Will they use it to sell people products? Will they share the data with insurers, employers or companies that do background checks? Will this treasure trove of health information be stockpiled in anticipation of future technological advances?

Medical tech is the most glaring example of how Silicon Valley’s relentless commitment to innovation far outpaces the nation’s laws and regulatory structure.

Amazon, for example, was once merely a bookstore. The company’s vast array of offerings now include an online pharmacy, over-the-counter drugs and supplements, and, with its radar upgrade to Alexa, a device that will watch you all night as you sleep — and share that stream of data with Amazon.

I asked the company last week for some details about how the radar technology will work and what Amazon will do with the information. No one responded.


I asked again this week and also requested some comment on Chau’s medical-data bill. No one responded.

Chau, on the other hand, said he read my column about the radar technology and found the idea “creepy.”

“The tech industry keeps coming up with technologies that are more and more intrusive to consumers,” he said.

Chau’s bill says that any company offering “a personal health record system” to consumers “shall not knowingly use, disclose, or permit the use or disclosure of personal health record information without a signed authorization.”

“The bill would also prohibit a recipient of personal health record information … from further disclosing the health record information unless in accordance with a new authorization,” it says, making clear your medical info couldn’t be shared with others at a future time without your say-so.

Chau said it’s been an uphill battle advancing this bill in the Legislature amid intense lobbying by the tech industry to kill it.


“Big Tech is in opposition, big time,” he said.

That’s putting it mildly. The California Chamber of Commerce, speaking on behalf of about a dozen top tech organizations, says Chau’s bill is “overbroad” and would “drastically expand” the types of business and products subject to the state’s medical privacy law.

This, in turn, would have the effect of “significantly disrupting the market, availability and cost of everyday health products for Californians,” the chamber says.

For the Apples and Amazons of this world, that’s not ideal. For the rest of us, well, a little disruption is precisely what’s needed.

Chau also suspects a larger purpose at work among opponents of AB 1436.

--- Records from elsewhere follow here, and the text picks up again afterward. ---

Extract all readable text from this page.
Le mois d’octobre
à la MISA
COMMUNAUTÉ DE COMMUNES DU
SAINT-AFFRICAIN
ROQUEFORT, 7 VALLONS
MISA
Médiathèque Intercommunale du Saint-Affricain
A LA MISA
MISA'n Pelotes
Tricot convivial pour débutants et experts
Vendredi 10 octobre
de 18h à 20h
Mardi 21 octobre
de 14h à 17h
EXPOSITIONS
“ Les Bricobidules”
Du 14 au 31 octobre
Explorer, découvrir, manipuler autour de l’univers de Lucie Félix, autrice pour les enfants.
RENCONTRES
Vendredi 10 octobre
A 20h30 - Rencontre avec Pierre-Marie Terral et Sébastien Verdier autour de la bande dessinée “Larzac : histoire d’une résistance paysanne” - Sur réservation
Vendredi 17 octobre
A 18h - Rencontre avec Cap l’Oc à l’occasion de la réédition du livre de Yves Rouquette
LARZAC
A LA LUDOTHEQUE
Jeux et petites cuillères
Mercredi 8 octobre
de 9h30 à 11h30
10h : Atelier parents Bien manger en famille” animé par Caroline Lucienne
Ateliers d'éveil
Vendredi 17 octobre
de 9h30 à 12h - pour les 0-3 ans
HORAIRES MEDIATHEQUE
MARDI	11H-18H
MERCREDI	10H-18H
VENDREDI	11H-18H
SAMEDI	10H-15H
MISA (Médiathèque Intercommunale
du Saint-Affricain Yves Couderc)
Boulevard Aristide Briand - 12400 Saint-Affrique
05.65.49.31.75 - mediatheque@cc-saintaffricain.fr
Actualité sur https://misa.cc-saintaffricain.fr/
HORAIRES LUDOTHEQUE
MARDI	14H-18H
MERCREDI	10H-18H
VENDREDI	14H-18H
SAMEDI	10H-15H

He observed that if California passes a law making tech companies accountable for people’s medical data, this could prompt Congress to similarly amend the main federal medical privacy law, the Health Insurance Portability and Accountability Act.

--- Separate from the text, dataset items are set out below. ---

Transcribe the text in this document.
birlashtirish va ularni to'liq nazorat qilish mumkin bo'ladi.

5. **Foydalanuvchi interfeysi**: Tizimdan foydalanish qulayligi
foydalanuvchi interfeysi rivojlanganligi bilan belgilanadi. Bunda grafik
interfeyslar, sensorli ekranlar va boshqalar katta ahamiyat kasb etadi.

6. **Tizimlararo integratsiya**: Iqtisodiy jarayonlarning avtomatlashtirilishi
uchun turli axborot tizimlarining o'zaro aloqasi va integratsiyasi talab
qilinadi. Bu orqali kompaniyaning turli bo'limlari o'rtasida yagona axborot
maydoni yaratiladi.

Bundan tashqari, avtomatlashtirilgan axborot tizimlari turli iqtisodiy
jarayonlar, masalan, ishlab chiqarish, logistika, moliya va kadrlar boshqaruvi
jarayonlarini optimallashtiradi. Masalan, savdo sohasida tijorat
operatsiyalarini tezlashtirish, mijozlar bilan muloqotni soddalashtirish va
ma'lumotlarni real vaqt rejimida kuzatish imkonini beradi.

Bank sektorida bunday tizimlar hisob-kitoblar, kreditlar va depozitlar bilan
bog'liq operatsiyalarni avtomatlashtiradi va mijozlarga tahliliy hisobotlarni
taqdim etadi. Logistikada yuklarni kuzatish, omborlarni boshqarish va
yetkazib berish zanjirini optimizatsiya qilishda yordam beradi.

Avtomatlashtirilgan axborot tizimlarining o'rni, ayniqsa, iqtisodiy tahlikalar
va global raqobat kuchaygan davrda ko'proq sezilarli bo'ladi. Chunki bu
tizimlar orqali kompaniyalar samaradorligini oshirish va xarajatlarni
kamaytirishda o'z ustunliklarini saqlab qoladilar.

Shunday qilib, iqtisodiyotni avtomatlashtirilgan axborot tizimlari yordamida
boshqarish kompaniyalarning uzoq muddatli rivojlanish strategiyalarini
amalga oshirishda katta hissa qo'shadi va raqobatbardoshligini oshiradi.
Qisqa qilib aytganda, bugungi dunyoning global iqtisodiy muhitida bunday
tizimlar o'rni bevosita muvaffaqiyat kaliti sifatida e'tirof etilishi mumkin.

The federal law, known as HIPAA, is embarrassingly out of date. Amazon was still just a startup bookseller when the law was enacted in 1996. Apple was on the ropes, its sales plummeting. Google wouldn’t show up for two years.

Now each of these companies has microphones and cameras in millions of homes, and each has made clear that medical technology is a big part of their respective futures.

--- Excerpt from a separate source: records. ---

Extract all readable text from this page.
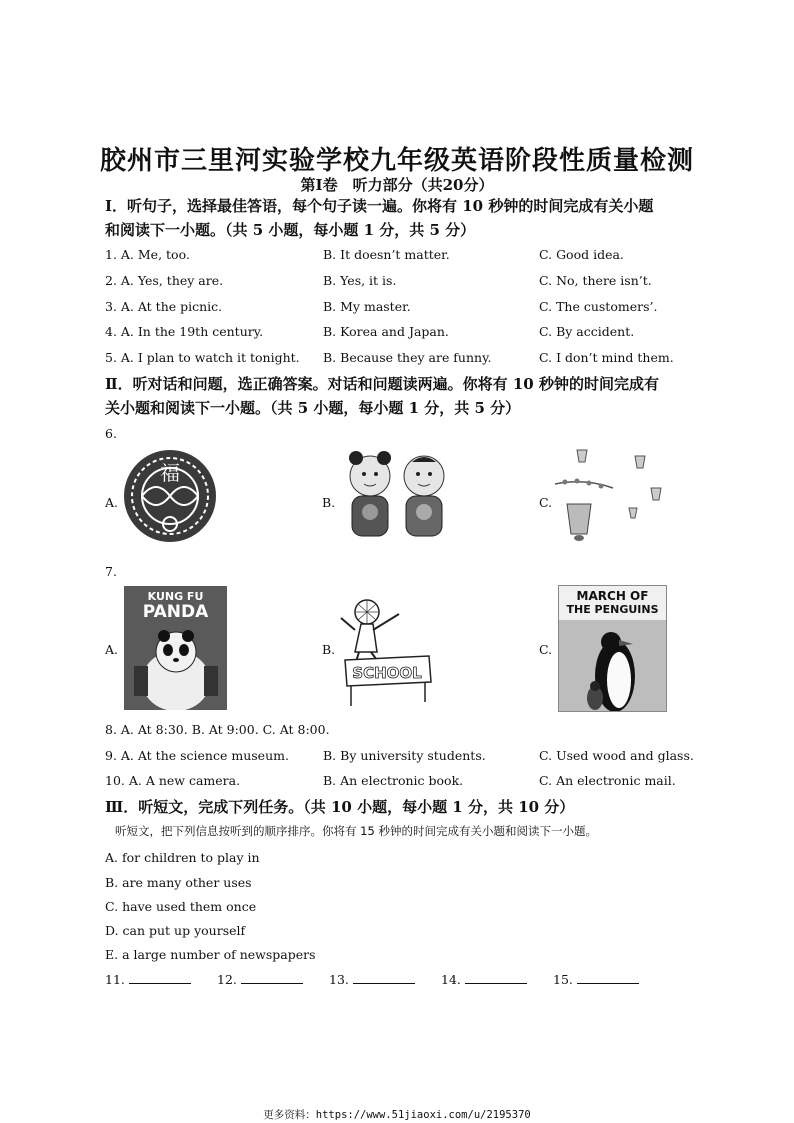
胶州市三里河实验学校九年级英语阶段性质量检测
第Ⅰ卷　听力部分（共20分）
Ⅰ．听句子，选择最佳答语，每个句子读一遍。你将有 10 秒钟的时间完成有关小题
和阅读下一小题。（共 5 小题，每小题 1 分，共 5 分）
1. A. Me, too.	B. It doesn’t matter.	C. Good idea.
2. A. Yes, they are.	B. Yes, it is.	C. No, there isn’t.
3. A. At the picnic.	B. My master.	C. The customers’.
4. A. In the 19th century.	B. Korea and Japan.	C. By accident.
5. A. I plan to watch it tonight. B. Because they are funny.	C. I don’t mind them.
Ⅱ．听对话和问题，选正确答案。对话和问题读两遍。你将有 10 秒钟的时间完成有
关小题和阅读下一小题。（共 5 小题，每小题 1 分，共 5 分）
6.
A.
福
B.	C.
7.
A.
KUNG FU
PANDA
B.
SCHOOL
C.
MARCH OF
THE PENGUINS
8. A. At 8:30. B. At 9:00. C. At 8:00.
9. A. At the science museum.	B. By university students.	C. Used wood and glass.
10. A. A new camera.	B. An electronic book.	C. An electronic mail.
Ⅲ．听短文，完成下列任务。（共 10 小题，每小题 1 分，共 10 分）
听短文，把下列信息按听到的顺序排序。你将有 15 秒钟的时间完成有关小题和阅读下一小题。
A. for children to play in
B. are many other uses
C. have used them once
D. can put up yourself
E. a large number of newspapers
11.	12.	13.	14.	15.
更多资料：https://www.51jiaoxi.com/u/2195370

Chau isn’t a Luddite. He accepts the importance of medical technology. He just wants to ensure consumers are protected as these powerful, privately controlled capabilities reshape society.

“Technologies like this are valuable,” Chau said. “But when information like this is collected and transmitted, you need to give people a say.”

That’s not a lot to ask for. Our lawmakers should ignore Big Tech’s lobbyists and pass AB 1436.